As their name suggests, the cross and foliated cross temples have tablets that depict giant crosses at center. While they do bear an “astonishing resemblance to the Christian cross,” Coe said, they are in fact depictions of the Maya “branching world tree,” a motif that the Maya used to envision the cosmos.
Early history — before King Pakal
The early history of the city is poorly understood, write the Stuarts. They point out that the earliest building that we know of dates to, perhaps, A.D. 400. Furthermore, inscriptions tell us that the earliest king at Palenque was a man called “Snake Spine,” who supposedly ascended to the throne in 967 B.C., long before the city even existed. The authors note that Snake Spine would have reigned at a time when the Olmecs, an earlier civilization in Mexico, were flourishing.
Determining real kings from mythical ones is difficult, but it appears that by the end of the fifth century a dynasty of rulers was established at Palenque. Recently, archaeologists have been probing a tomb under temple XX using a video camera. The tomb is believed to be that of a Maya ruler who ruled before Pakal’s time, somewhere between A.D. 431 and 550.
Researcher Edwin Barnhart notes in a paper published in the book "Palenque: Recent Investigations at the Classic Maya Center" (AltaMira Press, 2007) that Palenque would become one of the most densely populated Maya cities we know about. At its height in the seventh and eighth centuries its urban core had a population as high as 6,200 people living in 2.2 square kilometers (0.8 square miles) of land. Researchers have found evidence of sophisticated engineering techniques, including a water pressure system that may have been used to create a fountain.
The city’s end
Between the late eighth and early 10th centuries, the ancient Maya civilization collapsed (although the descendents of the people live on today). Palenque was no exception with archaeological evidence indicating that the city was abandoned by A.D. 850, if not earlier.
George and David Stuart note that the last known inscription at Palenque was carved on Nov. 17, 799, and was recorded on a vase.

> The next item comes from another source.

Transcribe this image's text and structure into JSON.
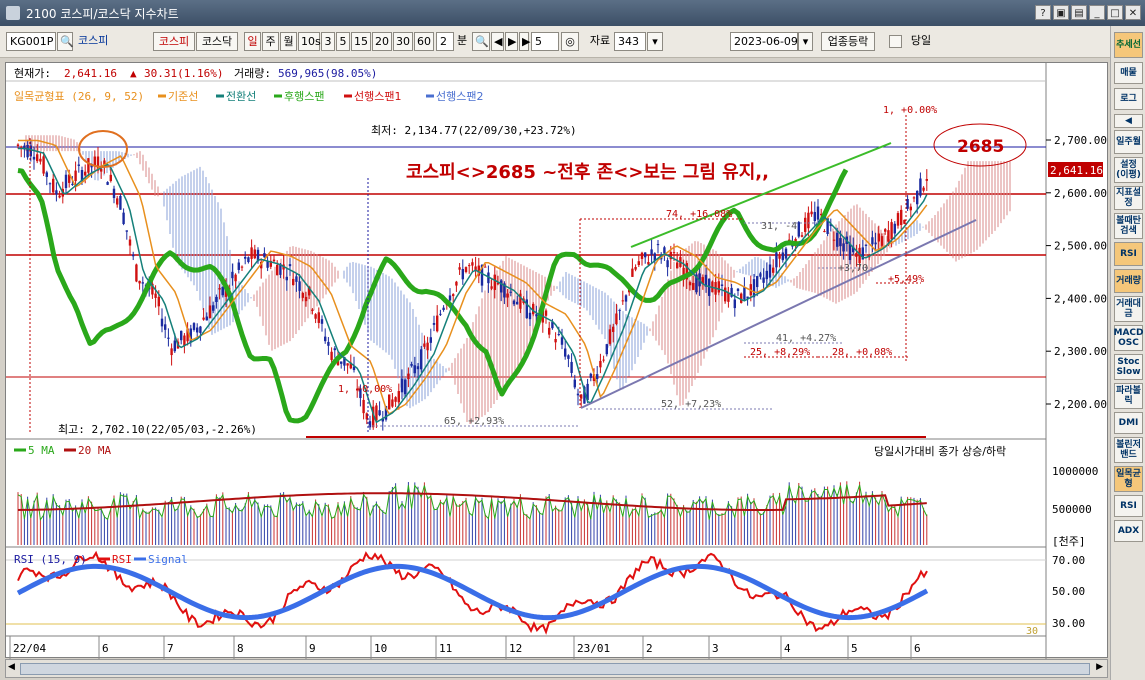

It records the name of a nobleman named “Janab Pakal,” who may have been the city’s last ruler. His name is apparently in honor of the great king who reigned more than a century earlier.
What led to the collapse of the Maya is a matter of debate but recent research suggests that drought caused by climate change played an important role. It appears that no Maya king, regardless of whose name they took, had the power to stop the natural calamity.